While I was buying the iPhone, they pulled me aside for a credit review. Since I have good credit, this was shocking--and humiliating. For a middle class American, telling your two friends in the store that the AT&T folks are having second thoughts about giving you credit feels a little like confessing that you're a criminal. This is even though I know plenty of journalists with bad credit, the vicissitudes of the industry being what they are. I found myself earnestly protesting to the store clerk that seriously, I really do pay my bills on time, and I don't run a credit card balance.

It turns out they just wanted to look at the activity on my account, since I've just applied for a car loan, and bought a Verizon broadband modem. But in a way, it's a reminder of just how obsessed our society has become with borrowing money. The worst thing that happens to you if you borrow too much money is--it gets hard to borrow still more money. Yet during the recent financial crisis, commentators refer to bankruptcy, or foreclosure, as something akin dying of cancer, rather than losing your credit cards and moving to a rental flat. This may be because we so often confuse credit rating with moral virtue: good people have good credit, and bad people . . . well, best not say the "B" word out loud, lest the dread disease should spread to you.

I can't say that I've noticed that a good credit report is an obvious testimony to sterling character. I've known plenty of people with A+ ratings who I wouldn't trust to take care of my goldfish. And I don't even have a goldfish.

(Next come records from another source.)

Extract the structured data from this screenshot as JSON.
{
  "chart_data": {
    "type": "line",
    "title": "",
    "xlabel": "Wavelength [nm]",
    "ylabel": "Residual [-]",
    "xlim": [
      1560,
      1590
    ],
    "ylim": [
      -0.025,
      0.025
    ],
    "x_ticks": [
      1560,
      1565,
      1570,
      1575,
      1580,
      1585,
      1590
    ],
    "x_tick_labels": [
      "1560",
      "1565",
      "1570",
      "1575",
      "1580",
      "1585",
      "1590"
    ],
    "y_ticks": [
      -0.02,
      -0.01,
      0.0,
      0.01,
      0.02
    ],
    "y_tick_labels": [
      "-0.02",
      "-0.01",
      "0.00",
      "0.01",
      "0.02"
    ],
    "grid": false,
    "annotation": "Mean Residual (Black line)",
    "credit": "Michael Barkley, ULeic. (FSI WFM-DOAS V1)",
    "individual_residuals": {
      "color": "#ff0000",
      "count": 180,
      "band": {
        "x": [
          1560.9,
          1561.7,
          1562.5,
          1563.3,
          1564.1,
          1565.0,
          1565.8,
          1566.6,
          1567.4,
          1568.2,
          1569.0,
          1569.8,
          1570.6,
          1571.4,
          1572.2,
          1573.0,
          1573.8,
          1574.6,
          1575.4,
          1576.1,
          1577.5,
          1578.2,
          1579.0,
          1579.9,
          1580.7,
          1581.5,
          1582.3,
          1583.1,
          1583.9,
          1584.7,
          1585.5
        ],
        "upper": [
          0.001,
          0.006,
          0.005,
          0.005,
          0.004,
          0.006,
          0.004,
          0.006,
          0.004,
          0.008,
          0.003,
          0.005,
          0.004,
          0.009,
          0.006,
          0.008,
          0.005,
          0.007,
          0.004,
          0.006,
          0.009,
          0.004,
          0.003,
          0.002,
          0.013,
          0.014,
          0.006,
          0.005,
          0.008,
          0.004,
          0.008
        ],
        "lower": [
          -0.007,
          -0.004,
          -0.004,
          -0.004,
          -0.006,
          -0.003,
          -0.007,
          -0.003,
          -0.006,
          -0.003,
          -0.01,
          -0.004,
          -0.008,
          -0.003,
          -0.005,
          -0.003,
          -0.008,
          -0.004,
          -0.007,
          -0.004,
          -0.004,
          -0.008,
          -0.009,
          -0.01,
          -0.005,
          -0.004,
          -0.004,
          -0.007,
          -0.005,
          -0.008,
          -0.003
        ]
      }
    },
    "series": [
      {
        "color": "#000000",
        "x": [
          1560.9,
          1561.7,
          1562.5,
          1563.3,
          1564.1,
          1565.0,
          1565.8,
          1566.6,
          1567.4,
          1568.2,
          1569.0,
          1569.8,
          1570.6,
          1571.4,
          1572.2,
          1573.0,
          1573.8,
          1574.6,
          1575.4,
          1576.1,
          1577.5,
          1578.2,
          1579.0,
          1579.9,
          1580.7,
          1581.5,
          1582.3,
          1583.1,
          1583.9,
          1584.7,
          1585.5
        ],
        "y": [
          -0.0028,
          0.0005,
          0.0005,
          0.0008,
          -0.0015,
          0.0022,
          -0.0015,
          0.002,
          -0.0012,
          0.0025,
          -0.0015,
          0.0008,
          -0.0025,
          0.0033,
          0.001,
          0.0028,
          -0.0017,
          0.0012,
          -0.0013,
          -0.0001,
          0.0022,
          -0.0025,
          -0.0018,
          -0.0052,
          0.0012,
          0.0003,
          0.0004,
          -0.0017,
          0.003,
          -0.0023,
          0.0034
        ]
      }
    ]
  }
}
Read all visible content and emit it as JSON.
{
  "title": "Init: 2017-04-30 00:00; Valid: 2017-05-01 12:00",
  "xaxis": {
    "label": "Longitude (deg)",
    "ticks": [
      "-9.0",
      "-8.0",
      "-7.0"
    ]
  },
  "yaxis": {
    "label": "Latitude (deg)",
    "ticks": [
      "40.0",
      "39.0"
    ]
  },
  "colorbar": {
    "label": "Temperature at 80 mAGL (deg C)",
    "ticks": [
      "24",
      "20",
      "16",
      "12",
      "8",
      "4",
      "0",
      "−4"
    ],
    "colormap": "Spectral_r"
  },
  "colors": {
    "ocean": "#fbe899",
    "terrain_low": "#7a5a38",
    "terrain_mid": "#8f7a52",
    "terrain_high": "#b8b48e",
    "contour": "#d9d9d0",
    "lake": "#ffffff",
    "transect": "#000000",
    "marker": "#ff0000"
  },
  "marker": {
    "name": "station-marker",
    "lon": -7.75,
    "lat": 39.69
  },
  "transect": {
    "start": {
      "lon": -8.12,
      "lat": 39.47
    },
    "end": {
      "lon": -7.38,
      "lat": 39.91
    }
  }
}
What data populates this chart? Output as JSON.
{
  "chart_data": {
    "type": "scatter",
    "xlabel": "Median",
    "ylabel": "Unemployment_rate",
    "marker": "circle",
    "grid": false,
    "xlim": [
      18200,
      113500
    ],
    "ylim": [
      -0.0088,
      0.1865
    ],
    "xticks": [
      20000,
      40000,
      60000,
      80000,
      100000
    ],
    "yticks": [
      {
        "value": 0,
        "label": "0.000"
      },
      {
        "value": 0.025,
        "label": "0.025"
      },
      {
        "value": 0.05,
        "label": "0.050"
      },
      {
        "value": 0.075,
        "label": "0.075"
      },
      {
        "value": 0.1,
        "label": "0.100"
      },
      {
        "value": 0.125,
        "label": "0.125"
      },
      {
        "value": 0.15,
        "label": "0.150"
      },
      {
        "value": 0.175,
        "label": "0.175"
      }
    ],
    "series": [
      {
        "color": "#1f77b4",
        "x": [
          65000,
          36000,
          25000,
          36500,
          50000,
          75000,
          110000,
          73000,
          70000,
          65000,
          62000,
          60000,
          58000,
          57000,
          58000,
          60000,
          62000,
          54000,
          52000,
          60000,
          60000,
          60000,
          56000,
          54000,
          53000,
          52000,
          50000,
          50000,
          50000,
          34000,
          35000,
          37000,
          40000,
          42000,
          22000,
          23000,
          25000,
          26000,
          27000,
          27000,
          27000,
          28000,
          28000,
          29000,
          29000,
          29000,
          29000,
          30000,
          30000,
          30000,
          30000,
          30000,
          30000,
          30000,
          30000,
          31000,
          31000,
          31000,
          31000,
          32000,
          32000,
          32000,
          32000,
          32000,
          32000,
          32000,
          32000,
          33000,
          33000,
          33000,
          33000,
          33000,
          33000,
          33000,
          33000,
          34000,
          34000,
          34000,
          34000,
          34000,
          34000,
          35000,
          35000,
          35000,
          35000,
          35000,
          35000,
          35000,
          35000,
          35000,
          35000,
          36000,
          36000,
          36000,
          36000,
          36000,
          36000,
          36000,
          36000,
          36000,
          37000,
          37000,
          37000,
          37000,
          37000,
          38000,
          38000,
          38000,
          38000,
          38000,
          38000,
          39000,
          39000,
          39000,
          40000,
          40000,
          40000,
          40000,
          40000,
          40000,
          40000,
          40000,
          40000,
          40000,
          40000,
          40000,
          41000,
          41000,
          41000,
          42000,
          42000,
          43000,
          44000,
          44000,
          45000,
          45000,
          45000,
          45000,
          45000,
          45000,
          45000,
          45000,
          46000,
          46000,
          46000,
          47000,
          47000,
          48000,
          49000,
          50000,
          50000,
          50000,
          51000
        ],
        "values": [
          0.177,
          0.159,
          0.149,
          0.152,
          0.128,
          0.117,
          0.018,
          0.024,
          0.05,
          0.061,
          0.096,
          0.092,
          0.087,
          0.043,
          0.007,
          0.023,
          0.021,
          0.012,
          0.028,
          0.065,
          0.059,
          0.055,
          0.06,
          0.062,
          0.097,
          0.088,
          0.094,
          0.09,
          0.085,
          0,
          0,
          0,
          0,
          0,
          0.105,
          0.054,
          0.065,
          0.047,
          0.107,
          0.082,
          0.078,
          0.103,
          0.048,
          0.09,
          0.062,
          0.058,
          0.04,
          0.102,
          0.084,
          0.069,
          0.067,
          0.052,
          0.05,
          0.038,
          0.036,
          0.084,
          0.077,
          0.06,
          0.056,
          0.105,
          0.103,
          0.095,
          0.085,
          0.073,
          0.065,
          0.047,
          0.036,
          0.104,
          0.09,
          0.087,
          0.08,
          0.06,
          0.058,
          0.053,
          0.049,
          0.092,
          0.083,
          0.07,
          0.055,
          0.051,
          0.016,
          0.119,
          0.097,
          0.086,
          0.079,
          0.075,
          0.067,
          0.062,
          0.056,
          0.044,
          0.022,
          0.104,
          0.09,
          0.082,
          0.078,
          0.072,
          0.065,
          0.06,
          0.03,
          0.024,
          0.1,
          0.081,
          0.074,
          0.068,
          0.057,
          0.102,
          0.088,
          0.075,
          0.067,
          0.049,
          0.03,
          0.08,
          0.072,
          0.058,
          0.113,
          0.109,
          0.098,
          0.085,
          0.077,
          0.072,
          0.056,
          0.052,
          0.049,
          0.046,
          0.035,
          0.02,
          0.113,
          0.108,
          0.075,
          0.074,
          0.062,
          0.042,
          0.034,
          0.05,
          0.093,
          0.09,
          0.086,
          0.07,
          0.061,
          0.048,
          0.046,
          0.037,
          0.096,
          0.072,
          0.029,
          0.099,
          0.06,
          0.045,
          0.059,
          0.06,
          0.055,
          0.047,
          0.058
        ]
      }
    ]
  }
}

Of course there are irresponsible profligates who borrow money they've no intention of repaying. But most of the people I know with awful credit histories have rather more understandable explanations: a divorce. An unexpected illness. Trouble finding a job when they emerged from graduate school with hefty loans. Freelance jobs that took too long to pay--or went bust without reimbursing sizeable expenses.

The worst part is that the profligates are immune to the shame (or seem to be). It's the decent people, the ones who were overtaken by events, who cringe when the store clerks motion them aside.